Royal Australian Navy facts for kids
The Royal Australian Navy (RAN) is the navy of Australia. It is part of the Australian Defence Force. It was created in 1901, and was formed out of the Commonwealth Naval Forces to become the small navy of Australia. The Royal Navy of the United Kingdom continued to defend Australia in the Pacific Ocean until World War II, when the RAN became much bigger and modern, adding many ships including aircraft carriers.
Today the RAN is one of the largest naval forces in the Pacific region and the Indian Ocean. As of December 2011, the RAN fleet consisted of 54 vessels. This includes frigates, submarines, patrol boats and auxiliary ships. Ships commissioned into the RAN are given the prefix "Her Majesty's Australian ships" (Or HMAS for short), because by constitution the Queen owns them and has command over them.
The head of the Royal Australian Navy is the Monarch presently Queen Elizabeth II. The professional head of the force is the Chief of the Navy who holds the rank Vice-Admiral. The present Chief is Vice-Admiral Ray Griggs. He was appointed in 2011. The Navy is ran by the Department of Defence and the Naval Headquarters (NHQ). Beneath NHQ are two subordinate commands:
- Fleet Command – fleet command is led by Commander Australian Fleet (COMAUSFLT). COMAUSFLT holds the rank of Rear Admiral; previously, this post was Flag Officer Commanding HM's Australian Fleet (FOCAF), created in 1911, but the title was changed in 1988 to the Maritime Commander Australia. On 1 February 2007, the title changed again, becoming Commander Australian Fleet. The nominated at-sea commander is Commodore Flotillas (COMFLOT), a one-star deployable task group commander. Fleet command has responsibility to CN for the full command of assigned assets, and to Joint Operations command for the provision of operationally ready forces.
- Navy Strategic Command – the administrative element overseeing the RAN's training, engineering and logistical support needs. Instituted in 2000, the Systems Commander was appointed at the rank of Commodore; in June 2008, the position was upgraded to the rank of Rear Admiral.
Fleet Command was previously made up of seven Force Element Groups. Due to changes it was made into four Force Commands:
- Surface Force, covering the RAN's surface combatants (generally ships of frigate size or larger)
- Submarine Force, operating the Collins class submarines
- Mine Warfare, Hydrographic and Patrol Boat Force, an amalgamation of the previous Patrol Boat, Hydrographic, and Mine Warfare and Clearance Diving Forces, operating what are collectively termed the RAN's "minor war vessels"
- Fleet Air Arm, responsible for the navy's aviation assets
The RAN currently has forces deployed on three major operations:
- Operation Anode – Australia's contribution to the Regional Assistance Mission in the Solomon Islands.

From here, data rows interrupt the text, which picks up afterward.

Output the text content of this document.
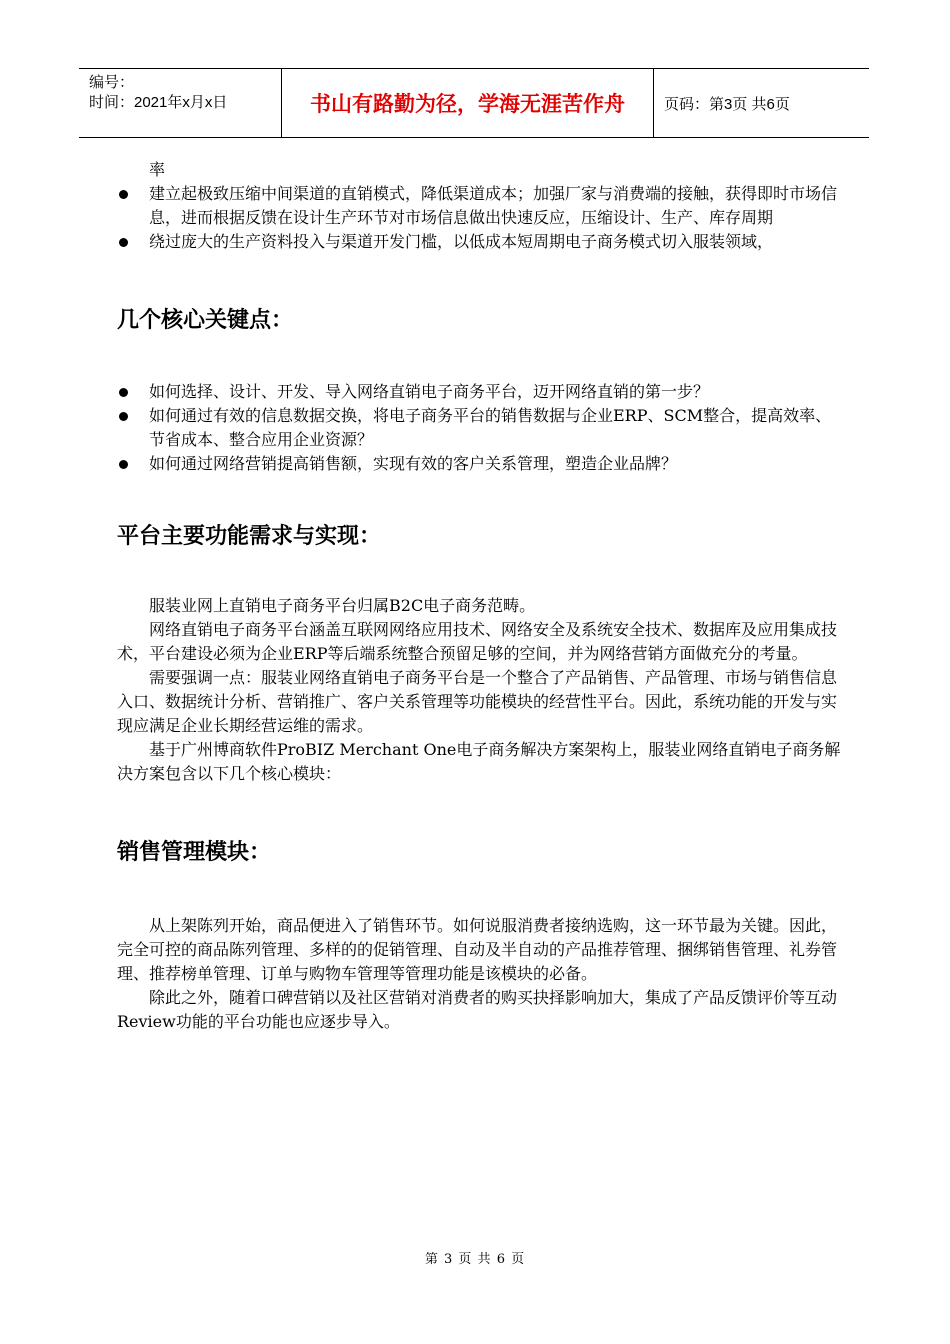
编号：
时间：2021年x月x日	书山有路勤为径，学海无涯苦作舟	页码：第3页 共6页
率
建立起极致压缩中间渠道的直销模式，降低渠道成本；加强厂家与消费端的接触，获得即时市场信息，进而根据反馈在设计生产环节对市场信息做出快速反应，压缩设计、生产、库存周期
绕过庞大的生产资料投入与渠道开发门槛，以低成本短周期电子商务模式切入服装领域，
几个核心关键点：
如何选择、设计、开发、导入网络直销电子商务平台，迈开网络直销的第一步？
如何通过有效的信息数据交换，将电子商务平台的销售数据与企业ERP、SCM整合，提高效率、节省成本、整合应用企业资源？
如何通过网络营销提高销售额，实现有效的客户关系管理，塑造企业品牌？
平台主要功能需求与实现：

服装业网上直销电子商务平台归属B2C电子商务范畴。

网络直销电子商务平台涵盖互联网网络应用技术、网络安全及系统安全技术、数据库及应用集成技术，平台建设必须为企业ERP等后端系统整合预留足够的空间，并为网络营销方面做充分的考量。

需要强调一点：服装业网络直销电子商务平台是一个整合了产品销售、产品管理、市场与销售信息入口、数据统计分析、营销推广、客户关系管理等功能模块的经营性平台。因此，系统功能的开发与实现应满足企业长期经营运维的需求。

基于广州博商软件ProBIZ Merchant One电子商务解决方案架构上，服装业网络直销电子商务解决方案包含以下几个核心模块：

销售管理模块：

从上架陈列开始，商品便进入了销售环节。如何说服消费者接纳选购，这一环节最为关键。因此，完全可控的商品陈列管理、多样的的促销管理、自动及半自动的产品推荐管理、捆绑销售管理、礼券管理、推荐榜单管理、订单与购物车管理等管理功能是该模块的必备。

除此之外，随着口碑营销以及社区营销对消费者的购买抉择影响加大，集成了产品反馈评价等互动Review功能的平台功能也应逐步导入。

第 3 页 共 6 页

- Operation Slipper – Australia's commitment to the International Coalition forces in Afghanistan and against Terrorism (ICAT). The RAN's contribution is normally one ship in the Persian Gulf.
- Operation Resolute – the ADF's contribution to patrolling Australia's Exclusive Economic Zone. The RAN's contribution to Resolute is at least seven Armidale class patrol boats, plus a large surface combatant on standby.
The RAN has two primary bases for its fleet:
- Fleet Base East, located at HMAS Kuttabul, Sydney
- Fleet Base West, located at HMAS Stirling, near Perth.
In addition, three other bases are home to the smaller warships (e.g. Patrol boats):
As of June 2011, the RAN has 14,215 permanent full time personnel, 161 gap year personnel, and 2,150 reserve personnel. The permanent full time force consisted of 3,357 commissioned officers, and 10,697 enlisted personnel. As of June 2010 male personnel make up 82% of the permanent full time force, while female personnel make up 18%. The RAN has the highest percentage of women in the ADF, compared to the RAAF's 17.8% and the Army's 9.7%.